Law on the Line

Let’s talk about law and faith. The law requires a certain faith – faith that it will perform in our collective best interest. Last year in particular, it was easy to lose that faith. Several high-profile cases brought to light incongruities in our judicial systems that unduly exonerated some, while persecuting others. Take the case of Wall Street. Following the 2008 crash, the US government put together its best legal team to root out what went wrong and who were the culprits. In a case where rapacious greed and gross misconduct were clearly at play, the government failed to prosecute a single major banker. Or look to the cold-blooded murder of Trayvon Martin by neighborhood vigilante George Zimmerman. Using Florida’s ‘Stand Your Ground’ law, lawyers were able to justify the racially-charged murder of a defenseless boy. Then there’s Guantanamo Bay, a prison run by the ‘most democratic nation’ in the world, still holding people stripped of their rights. All of this is technically legal.

Meanwhile at the other end of the spectrum, we witnessed several watchdogs, activists, and whistle blowers punished for their attempts to bring such injustices to light. As we speak Julian Assange, founder of Wikileaks, is still stuck in the Ecuadorian Embassy in London; Edward Snowden is desperately searching for asylum in any country that will take him; and members of the punk band Pussy Riot endured grueling days and nights in a Russian gulag. To put it in movie terms, it seems that the bad guys are winning, and the good guys are all in jail. So what good is the law?

As usual with these matters, we run the risk of straying too far from architecture. But the law is an inherently spatial affair; it conditions not only our behavior but also the spaces we build. Think of the balcony at the Ecuadorian Embassy, where Assange was able to deliver a press conference. In this case, architecture via the law, created a podium for a wanted man to speak. Or look at the transit zone at Sheremetyevo airport where Snowden was able to plot his next move, without technically stepping foot on Russian soil.

These are exceptional cases, to be fair. Far more banal yet arguably more impactful, is the long list of rules an architect must abide by to run a successful practice. Procurement processes, professional certification, liability insurance, copyrights and patents – dull for sure – but it all restricts what an architect can do. Furthermore it incites the specter of litigation, the death knell for any small practice. And the regulations keep coming – over the last decades, architectural practice has heaped on more codes and protocols to both protect itself but also restrict its agency.

Then there are the laws that define what gets built, mostly well-intentioned rules designed for safety and well-being: maximum heights, fire codes, setbacks, etc. But the slow pace at which the laws change, insure that some absurdities remain – for instance a British standard that mandates all windows be a height and size cleanable by a 65 year-old woman. These local peculiarities stick out when an architect travels abroad and sees the absence of regulations in similar situations. For the globally ambitious architect, such laws become a thorn in the side, seen increasingly as parochial in a globalized world. Furthermore when engineering and new digital production can create impossible architectural forms, the law remains the limiting factor.

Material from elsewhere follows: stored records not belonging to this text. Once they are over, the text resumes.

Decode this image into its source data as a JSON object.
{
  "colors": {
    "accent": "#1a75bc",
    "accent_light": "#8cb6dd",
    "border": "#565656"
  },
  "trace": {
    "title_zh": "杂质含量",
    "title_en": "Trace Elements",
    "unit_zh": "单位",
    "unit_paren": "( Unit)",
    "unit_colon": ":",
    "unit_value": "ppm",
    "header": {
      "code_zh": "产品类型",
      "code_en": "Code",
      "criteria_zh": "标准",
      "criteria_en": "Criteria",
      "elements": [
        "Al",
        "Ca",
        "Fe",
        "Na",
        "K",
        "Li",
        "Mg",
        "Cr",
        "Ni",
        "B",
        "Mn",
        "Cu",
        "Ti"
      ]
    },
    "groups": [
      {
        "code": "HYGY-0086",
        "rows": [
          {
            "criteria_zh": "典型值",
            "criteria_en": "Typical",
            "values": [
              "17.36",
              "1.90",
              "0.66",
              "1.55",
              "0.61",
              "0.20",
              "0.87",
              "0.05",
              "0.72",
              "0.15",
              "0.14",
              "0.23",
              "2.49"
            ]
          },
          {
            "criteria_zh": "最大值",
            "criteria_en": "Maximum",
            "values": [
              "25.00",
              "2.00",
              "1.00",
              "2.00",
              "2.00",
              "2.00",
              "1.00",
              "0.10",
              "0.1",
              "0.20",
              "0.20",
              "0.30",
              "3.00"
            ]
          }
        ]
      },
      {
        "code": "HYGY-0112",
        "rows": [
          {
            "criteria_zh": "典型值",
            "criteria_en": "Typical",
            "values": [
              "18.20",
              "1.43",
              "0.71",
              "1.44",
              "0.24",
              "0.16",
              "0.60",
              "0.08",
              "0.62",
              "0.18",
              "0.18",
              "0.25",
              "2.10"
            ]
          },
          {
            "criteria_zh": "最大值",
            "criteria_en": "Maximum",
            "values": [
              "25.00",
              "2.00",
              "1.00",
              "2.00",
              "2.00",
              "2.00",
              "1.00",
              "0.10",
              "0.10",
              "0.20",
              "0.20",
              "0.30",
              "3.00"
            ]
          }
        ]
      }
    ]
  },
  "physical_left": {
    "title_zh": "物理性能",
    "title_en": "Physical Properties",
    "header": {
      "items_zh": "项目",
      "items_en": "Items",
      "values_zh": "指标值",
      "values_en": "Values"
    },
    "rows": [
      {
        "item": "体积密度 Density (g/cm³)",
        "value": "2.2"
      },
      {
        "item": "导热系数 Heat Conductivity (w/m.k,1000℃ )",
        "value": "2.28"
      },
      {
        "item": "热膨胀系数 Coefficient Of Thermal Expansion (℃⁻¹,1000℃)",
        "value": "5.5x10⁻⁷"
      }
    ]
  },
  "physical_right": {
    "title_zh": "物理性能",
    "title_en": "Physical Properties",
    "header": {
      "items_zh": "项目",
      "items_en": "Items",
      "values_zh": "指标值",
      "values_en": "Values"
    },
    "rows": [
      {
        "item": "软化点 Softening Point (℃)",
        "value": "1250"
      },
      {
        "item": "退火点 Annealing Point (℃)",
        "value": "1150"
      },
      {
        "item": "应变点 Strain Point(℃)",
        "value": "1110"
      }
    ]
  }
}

At a broader level, architecture is dictated by the laws that shape society, and in turn the kinds of commissions being offered. For instance, in a nation that legally promotes home ownership, but also allows for extreme income disparities, the demand for luxury villas will far outweigh that for public housing. For the socially-minded architect, this, of course, causes friction. How does an architect, with an ambition to create open democratic spaces, deal with the anti-homosexual laws of Uganda, or the abortion laws of Ireland, or slave labor in Qatar?

Perhaps most alarming, which the case of Guantanamo Bay makes clear, is that there is an outside to the law. Law is not all pervasive. When civil law stops, military law doesn’t simply take over. The most alarming is not a lack of law, but the discovery that ‘outside’ can coexist with ‘inside’. That the legal system can declare moments, places, and individuals as being outside when it chooses to. The right of exclusion.

At this point we might all throw our hands up, and give in. For the law has the look and posture of an immovable beast. But noisily giving up is an adolescent attitude. While the law might be obstinate, it isn’t static, and a mature position is to look at how to ultimately change it rather than simply deny it. For instance, the other day it was reported that the eighty-five richest people in the world owned about as much wealth as the poorest fifty percent. A terrible statistic, but that didn’t just happen overnight. It was created through decades of lobbying for laws that favored the one percent, through the creation of special zones of exception, through disingenuous rhetoric of trickle-down and freedom.

To give a negative picture some light, history is marked by the many great figures and movements that have successfully fought for rights and legislation to improve society. We’ve come a long way. And that fight continues with countless NGOs and organizations trying to tackle contemporary social problems. Architects need to steal a page from their playbook. They have a toolset to work with, to expose, subvert, by-pass and even ignore the law. Or create new facts on the ground, changing the law by consequence. In the end, architecture is not just about making good buildings; it’s about insuring that the proper conditions exist to make good buildings.